Computer Organization and Structure

Computer Organization and Structure

Homework #4

Due: 2005/12/20

1. Consider two different implementations, I1 and I2, of the same instruction set. There are three classes of instructions (A, B, and C) in the instruction set. I1 has a clock rate of 6GHz, and I2 has a clock rate of 3GHz. The average number of cycles for each instruction class on I1 and I2 is given in the following table:

Class	CPI on M1	CPI on M2	C1 Usage	C2 Usage	C3 Usage
A	2	1	40%	40%	50%
B	3	2	40%	20%	25%
C	5	2	20%	40%	25%

The table also contains a summary of average proportion of instruction classes generated by three different compilers. C1 is a compiler produced by the makers of I1, C2 is produced by the makers of I2, and the other compiler is a third-party product. Assume that each compiler uses the same number of instructions for a given program but that the instruction mix is as described in the above table. Using C1 on both I1 and I2, how much faster can the makers of I1 claim I1 is compared to I2? Using C2, how much faster can the makers of I2 claim that I2 is compared to I1? If you purchase I1, which compiler would you use? If you purchased I2, which compiler would you use? Which computer and compiler would you purchase if all other criteria are identical, including cost?

2. Suppose we have a floating-point unit that requires 400 ps for a floating-point add and 600 ps for a floating-point multiply, not including the time to get the instruction or read and write any registers, which take the same as for an integer instruction. Assume that the functional unit times are the following:

l Memory units: 200ps

l ALU and adders: 100ps

l Register file (read or write): 50ps

Assume the following:

l All loads take the same time and comprise 30% of the instructions.

l All stores take the same time and comprise 15% of the instructions.

l R-format instructions comprise 25% of the mix.

l Branches comprise 10% of the instructions, while jumps comprise 5%.

l FP add and subtract take the same time and together total 5% of the instructions.

l FP multiply and divide take the same time and together total 10% of the instructions.

Find (a) the time for the FP operations, (b) the time for the processor with a single clock cycle length equal to the longest instruction, and (c) the time for the processor with a varying length clock.

3. We wish to add the instructions jr (jump register), sll (shift left logical), lui (load upper immediate), and a variant of the lw (load word) instruction to the single-cycle datapath. The variant of the lw instruction increments the index register after loading word from memory. This instruction (l_inc) corresponds to the following two instructions:

lw $rs, L($rt)

addi $rt, $rt, 1

Add any necessary datapaths and control signals to Figure 1 and show the necessary additions to Table 1. You can photocopy Figure 1 and Table 1 to make it faster to show the additions.

Figure 1: The simple datapath with the control unit.

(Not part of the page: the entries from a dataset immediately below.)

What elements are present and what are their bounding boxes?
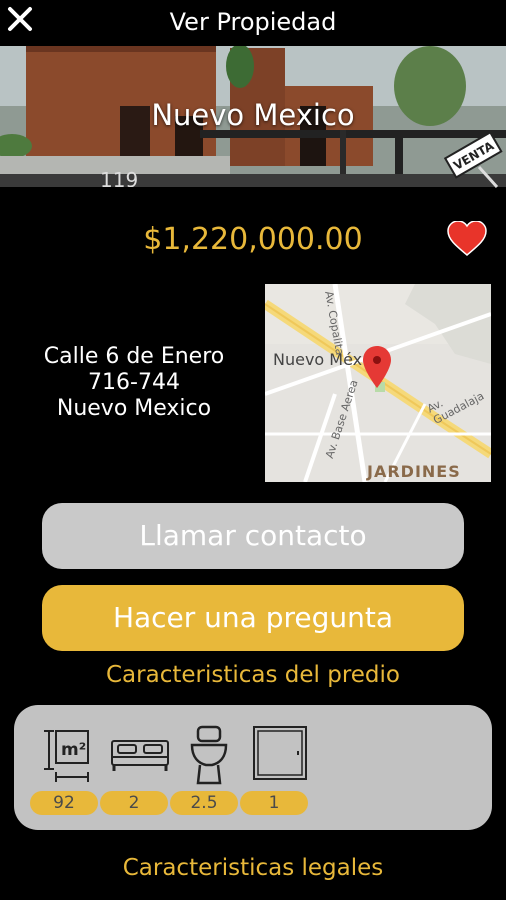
door-icon [253, 726, 307, 780]
feature-bathrooms-value: 2.5 [170, 791, 238, 815]
page-title: Ver Propiedad [169, 8, 337, 36]
ask-question-button[interactable]: Hacer una pregunta [42, 585, 464, 651]
feature-doors-value: 1 [240, 791, 308, 815]
feature-area-value: 92 [30, 791, 98, 815]
property-price: $1,220,000.00 [143, 222, 363, 257]
map-label-area: Nuevo Méx [273, 350, 363, 369]
features-panel: m² 92 2 2.5 1 [14, 705, 492, 830]
svg-text:m²: m² [61, 740, 86, 760]
bed-icon [111, 740, 169, 771]
address-street: Calle 6 de Enero [43, 344, 225, 369]
heart-icon [447, 220, 487, 256]
property-address: Calle 6 de Enero 716-744 Nuevo Mexico [20, 344, 248, 422]
address-area: Nuevo Mexico [56, 396, 212, 421]
location-map[interactable]: Nuevo Méx JARDINES Av. Copalita Av. Guad… [265, 284, 491, 482]
svg-text:119: 119 [100, 168, 138, 187]
sale-sign-icon: VENTA [443, 133, 503, 189]
section-title-legal: Caracteristicas legales [122, 855, 384, 881]
toilet-icon [190, 725, 228, 785]
top-bar: Ver Propiedad [0, 0, 506, 46]
favorite-button[interactable] [447, 220, 487, 257]
property-photo: 119 Nuevo Mexico [0, 46, 506, 187]
property-name: Nuevo Mexico [151, 98, 355, 132]
feature-bedrooms-value: 2 [100, 791, 168, 815]
map-label-district: JARDINES [367, 462, 461, 481]
call-contact-button[interactable]: Llamar contacto [42, 503, 464, 569]
section-title-predio: Caracteristicas del predio [105, 662, 400, 688]
address-number: 716-744 [88, 370, 180, 395]
area-m2-icon: m² [44, 730, 89, 782]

Instruction	RegDst	ALUSrc	Memto Reg	Reg Write	Mem Read	Mem Write	Branch	ALUOp1	ALUOp0
R-format	1	0	0	1	0	0	0	1	0
lw	0	1	1	1	1	0	0	0	0
sw	X	1	X	0	0	1	0	0	0
beq	X	0	X	0	0	0	1	0	1

Table 1: The setting of the control lines is completely determined by the opcode fields of the instruction.

4. We wish to add the instructions lui (load upper immediate) and ldi (load immediate) to the multicycle datapath, respectively. The ldi instruction loads a 32-bit immediate value from the memory location following the instruction address. Use the same structure of the multicycle datapath of Figure 2 and show the necessary modifications to the finite state machine of Figure 3. How many cycles are required to implement this instruction?

Figure 2: The complete datapath for the multicycle implementation together with the necessary control lines.

Figure 3: The complete finite state machine control for the datapath shown in Figure 2.